Çalışma koşullarında ise ağırlaşma yaşanma olasılığının yüksek göründüğüne işaret eden Kaygısız, asgari ücret artışında işverenlerin yükünün Hazine tarafından karşılanması konusunda şunlara dikkat çekiyor:
"Her ne kadar yüzde 29’luk artışın bir bölümünün Hazine tarafından karşılanması için yasal düzenleme çalışmaları yapılmakta ise de patronlar yine de 'ağır yükle' karşı karşıya kaldıklarını belirtmekte ve bunu daha fazla üretim, daha fazla verimlilik ve performans artışıyla, bir başka deyimle daha fazla sömürü ile giderme çabası içinde olacaklardır.
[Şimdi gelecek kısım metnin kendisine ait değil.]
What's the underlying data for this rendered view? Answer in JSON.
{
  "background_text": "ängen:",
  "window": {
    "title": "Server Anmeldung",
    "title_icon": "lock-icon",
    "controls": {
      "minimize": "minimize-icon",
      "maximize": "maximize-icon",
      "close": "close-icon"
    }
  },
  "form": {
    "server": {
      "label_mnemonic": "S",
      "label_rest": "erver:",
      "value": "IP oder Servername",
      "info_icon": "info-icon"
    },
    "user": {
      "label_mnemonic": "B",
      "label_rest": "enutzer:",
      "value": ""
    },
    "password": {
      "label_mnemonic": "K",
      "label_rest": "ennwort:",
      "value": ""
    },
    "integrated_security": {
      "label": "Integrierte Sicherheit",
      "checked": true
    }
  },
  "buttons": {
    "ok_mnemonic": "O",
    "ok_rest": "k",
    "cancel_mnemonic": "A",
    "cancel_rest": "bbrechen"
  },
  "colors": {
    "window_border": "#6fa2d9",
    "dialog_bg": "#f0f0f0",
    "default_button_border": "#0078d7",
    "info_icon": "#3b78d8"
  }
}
Bu da daha yoğun çalışma ve çalışma koşullarının daha da ağırlaşması demektir.
"110 TL’lik kısmın Hazine tarafından karşılanması demek başta emekçiler olmak üzere, tüm yurttaşların bu maliyeti ödemesi demektir. Bunun somut yansıması, tüketilen mal ve hizmetlere yeni zam demektir. Nitekim, bunun ilk yansımaları elektrik, sigara ve alkole gelen zamlardır. Yeni zam dalgasının gelmesi muhtemeldir."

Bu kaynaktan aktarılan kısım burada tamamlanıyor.